Вот один из случаев, который произошел с моими коллегами. На заводе между цехами скопилась гора отбракованных корпусов снарядов. Причины брака — дефекты в металле, называемые волосовинами. Обнаружились они при визуальном контроле уже после токарной обработки. На эту гору и обратили внимание Я. Шур и С. Вонсовский. После обследования десятков корпусов они пришли к выводу, что большая часть может служить в зависимости от того, насколько волосовины глубоки. Визуальный метод контроля этого определить не мог. Ученые провели много дней и ночей в лабораториях и цехах, чтобы создать простые и в то же время надежные приборы, которыми бы мог пользоваться любой работник ОТК, и методику определения качества. Когда об этом рассказали директору завода, он обрадовался, что можно пустить в дело десятки тысяч напрасно забракованных корпусов снарядов. Но в то же время он не решился дать добро предложению ученых — слишком велик был риск.
Вскоре из Москвы прилетел генерал, крупный специалист артиллерии. Он распорядился изготовить снаряды из самых «ненадежных» корпусов, признанных учеными годными. На полигоне военные и ученый наблюдали за ходом испытания из окопа, накрытого башней танка. Прогремел первый выстрел. Пушка осталась цела. В броневом щите, который служил мишенью, зияла пробоина. Затем по мишени были выпущены остальные снаряды. Результаты те же.
Генерал поблагодарил ученого за хорошую помощь артиллеристам, за смелость, с которой Я. Шур и С. Вонсовский настаивали на использовании «бракованных» корпусов, за готовность нести личную ответственность в случае неудачи. Так, только на одном заводе было возвращено более 30 тысяч ранее забракованных корпусов для бронебойных снарядов.
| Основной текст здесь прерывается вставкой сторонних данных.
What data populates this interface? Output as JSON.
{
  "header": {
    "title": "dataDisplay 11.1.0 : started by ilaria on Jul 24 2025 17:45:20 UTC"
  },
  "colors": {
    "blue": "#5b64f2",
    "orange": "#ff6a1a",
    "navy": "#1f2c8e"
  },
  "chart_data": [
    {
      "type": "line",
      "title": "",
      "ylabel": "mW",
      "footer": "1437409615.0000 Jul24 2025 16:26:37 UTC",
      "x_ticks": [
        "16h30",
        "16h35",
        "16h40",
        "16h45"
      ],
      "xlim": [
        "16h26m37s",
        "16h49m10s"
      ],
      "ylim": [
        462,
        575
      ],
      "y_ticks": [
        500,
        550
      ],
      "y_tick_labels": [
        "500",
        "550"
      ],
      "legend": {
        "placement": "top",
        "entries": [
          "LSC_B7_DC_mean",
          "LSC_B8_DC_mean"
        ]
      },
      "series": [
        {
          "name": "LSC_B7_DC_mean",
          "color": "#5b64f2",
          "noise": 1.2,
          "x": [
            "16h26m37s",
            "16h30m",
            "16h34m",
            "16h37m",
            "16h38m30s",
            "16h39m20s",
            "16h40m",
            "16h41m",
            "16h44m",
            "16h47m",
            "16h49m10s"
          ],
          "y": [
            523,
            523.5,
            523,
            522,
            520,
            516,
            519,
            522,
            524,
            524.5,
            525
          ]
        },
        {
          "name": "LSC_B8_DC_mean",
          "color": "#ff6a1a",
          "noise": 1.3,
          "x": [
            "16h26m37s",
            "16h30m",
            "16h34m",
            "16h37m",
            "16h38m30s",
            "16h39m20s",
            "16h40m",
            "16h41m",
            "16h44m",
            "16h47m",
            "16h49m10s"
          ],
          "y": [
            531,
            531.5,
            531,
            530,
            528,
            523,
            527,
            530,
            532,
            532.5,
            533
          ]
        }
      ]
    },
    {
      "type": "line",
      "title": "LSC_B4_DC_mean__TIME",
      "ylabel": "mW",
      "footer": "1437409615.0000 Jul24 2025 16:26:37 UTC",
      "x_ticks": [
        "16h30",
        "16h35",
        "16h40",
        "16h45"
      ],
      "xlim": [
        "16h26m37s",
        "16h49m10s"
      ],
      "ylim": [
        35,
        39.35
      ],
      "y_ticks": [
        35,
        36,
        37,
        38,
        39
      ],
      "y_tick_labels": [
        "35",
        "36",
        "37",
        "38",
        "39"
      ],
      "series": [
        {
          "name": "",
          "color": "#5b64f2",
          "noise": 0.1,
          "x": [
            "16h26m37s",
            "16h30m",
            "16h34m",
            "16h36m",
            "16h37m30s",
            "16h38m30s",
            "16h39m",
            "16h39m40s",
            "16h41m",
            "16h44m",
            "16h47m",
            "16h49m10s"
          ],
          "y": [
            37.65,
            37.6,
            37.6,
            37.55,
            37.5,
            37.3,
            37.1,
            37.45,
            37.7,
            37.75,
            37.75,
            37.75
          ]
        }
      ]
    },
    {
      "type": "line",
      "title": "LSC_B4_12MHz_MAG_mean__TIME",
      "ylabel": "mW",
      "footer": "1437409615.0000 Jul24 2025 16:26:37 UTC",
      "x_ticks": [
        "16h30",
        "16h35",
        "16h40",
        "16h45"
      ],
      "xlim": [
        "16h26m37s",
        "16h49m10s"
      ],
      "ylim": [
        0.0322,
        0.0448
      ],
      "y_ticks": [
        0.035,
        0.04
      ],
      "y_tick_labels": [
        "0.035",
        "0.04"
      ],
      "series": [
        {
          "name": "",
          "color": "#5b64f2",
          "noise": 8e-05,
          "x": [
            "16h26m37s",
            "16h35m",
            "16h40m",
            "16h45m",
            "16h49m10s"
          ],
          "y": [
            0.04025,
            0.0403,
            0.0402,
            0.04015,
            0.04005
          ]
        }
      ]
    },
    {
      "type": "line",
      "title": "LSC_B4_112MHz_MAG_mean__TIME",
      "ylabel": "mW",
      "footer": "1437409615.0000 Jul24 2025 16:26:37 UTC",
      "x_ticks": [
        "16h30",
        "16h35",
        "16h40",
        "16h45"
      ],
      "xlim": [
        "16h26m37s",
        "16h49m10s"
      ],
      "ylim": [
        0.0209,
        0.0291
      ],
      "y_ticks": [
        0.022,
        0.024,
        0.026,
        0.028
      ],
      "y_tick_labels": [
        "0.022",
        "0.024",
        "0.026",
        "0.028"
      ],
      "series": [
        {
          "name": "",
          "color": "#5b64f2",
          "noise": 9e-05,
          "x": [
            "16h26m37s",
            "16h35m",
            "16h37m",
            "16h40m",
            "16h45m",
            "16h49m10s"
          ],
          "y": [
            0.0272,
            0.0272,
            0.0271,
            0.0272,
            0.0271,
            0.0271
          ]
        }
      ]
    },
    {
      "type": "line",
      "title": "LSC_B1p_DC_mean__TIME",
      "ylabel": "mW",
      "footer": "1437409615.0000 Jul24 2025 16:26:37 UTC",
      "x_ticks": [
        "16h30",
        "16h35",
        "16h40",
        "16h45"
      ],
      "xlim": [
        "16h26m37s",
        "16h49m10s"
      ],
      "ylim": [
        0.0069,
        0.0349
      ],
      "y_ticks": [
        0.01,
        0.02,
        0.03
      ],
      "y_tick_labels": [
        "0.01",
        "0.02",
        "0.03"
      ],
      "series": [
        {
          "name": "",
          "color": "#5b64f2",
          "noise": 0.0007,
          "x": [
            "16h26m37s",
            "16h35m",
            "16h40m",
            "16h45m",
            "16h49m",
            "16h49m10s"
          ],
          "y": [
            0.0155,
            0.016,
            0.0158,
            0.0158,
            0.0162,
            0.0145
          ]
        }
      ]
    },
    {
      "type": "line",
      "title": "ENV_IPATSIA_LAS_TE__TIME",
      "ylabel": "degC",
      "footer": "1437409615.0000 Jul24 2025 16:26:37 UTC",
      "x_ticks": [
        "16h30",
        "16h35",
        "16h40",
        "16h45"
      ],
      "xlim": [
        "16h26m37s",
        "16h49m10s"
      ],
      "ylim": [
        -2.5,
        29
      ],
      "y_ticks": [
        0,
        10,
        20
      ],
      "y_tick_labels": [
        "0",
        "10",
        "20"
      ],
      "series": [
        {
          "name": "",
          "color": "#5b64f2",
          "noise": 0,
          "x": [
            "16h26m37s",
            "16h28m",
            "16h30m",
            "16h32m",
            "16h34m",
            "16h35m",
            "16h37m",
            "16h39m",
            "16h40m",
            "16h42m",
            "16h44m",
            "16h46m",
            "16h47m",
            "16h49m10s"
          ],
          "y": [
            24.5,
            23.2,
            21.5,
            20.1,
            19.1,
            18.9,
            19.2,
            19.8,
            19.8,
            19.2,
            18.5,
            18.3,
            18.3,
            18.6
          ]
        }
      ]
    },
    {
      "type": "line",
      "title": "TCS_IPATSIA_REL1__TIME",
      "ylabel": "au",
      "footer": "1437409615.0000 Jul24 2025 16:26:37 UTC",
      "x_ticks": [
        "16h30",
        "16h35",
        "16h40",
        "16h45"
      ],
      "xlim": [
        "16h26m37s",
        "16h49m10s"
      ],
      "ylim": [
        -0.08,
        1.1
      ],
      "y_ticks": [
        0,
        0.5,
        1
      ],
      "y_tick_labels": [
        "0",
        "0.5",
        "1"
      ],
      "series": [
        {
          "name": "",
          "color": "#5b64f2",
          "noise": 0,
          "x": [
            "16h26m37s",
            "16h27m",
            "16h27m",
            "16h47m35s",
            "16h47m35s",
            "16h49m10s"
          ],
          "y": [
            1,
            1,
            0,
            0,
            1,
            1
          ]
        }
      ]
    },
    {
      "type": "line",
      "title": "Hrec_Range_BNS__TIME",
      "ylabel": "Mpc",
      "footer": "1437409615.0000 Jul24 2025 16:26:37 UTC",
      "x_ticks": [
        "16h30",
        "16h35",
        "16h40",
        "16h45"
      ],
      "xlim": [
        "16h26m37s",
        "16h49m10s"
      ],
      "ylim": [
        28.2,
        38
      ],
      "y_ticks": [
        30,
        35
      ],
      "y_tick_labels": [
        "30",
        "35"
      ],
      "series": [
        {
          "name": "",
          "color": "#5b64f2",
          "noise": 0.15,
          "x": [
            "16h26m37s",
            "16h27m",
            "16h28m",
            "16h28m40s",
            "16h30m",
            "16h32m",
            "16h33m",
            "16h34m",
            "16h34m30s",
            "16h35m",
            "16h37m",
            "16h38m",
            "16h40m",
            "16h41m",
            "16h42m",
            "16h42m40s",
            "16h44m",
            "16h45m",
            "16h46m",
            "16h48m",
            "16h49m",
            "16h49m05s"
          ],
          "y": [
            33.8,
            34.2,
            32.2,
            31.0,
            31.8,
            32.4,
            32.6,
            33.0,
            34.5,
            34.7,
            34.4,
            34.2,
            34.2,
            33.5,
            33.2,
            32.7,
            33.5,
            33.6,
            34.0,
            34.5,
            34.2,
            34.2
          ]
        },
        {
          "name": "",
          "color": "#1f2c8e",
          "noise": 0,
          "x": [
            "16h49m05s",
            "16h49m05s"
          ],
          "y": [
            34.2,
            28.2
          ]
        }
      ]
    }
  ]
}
В годы военного лихолетья наш коллега В. Садовский почти безвыездно находился на Нижнетагильском металлургическом комбинате. Там он помогал специалистам предприятия осваивать производство сталей, необходимых для оборонной промышленности, и одновременно вел научную работу. На танковых заводах был прописан Р. Янус. Словом, не было ни одного ученого, который бы в те годы не принимал участия в создании военной мощи страны. Успешно решить проблемы производства оборонной продукции помог тот научный задел, который был создан еще до начала войны нами, в то время молодыми учеными. Но и в войну мы находили время заниматься научными работами. Многие, и я в том числе, в эти годы написали и защитили диссертации на соискание ученых степеней.
Вклад сотрудников нашего института в Победу получил высокую оценку партии и правительства. Ряд научных работ был отмечен Государственной премией СССР, а на груди многих ученых засияли боевые ордена.
В годы войны нам, ученым, приходилось быть конструкторами и рабочими многих специальностей. Тогда каждая пара рук была на учете. Самим приходилось делать и приборы, и все необходимое оборудование для экспериментов. Каждый из нас испытал, что такое хроническое недоедание, постоянное перенапряжение умственных и физических сил. Мы чувствовали себя, как на фронте и до последнего предела сил работали во имя Победы.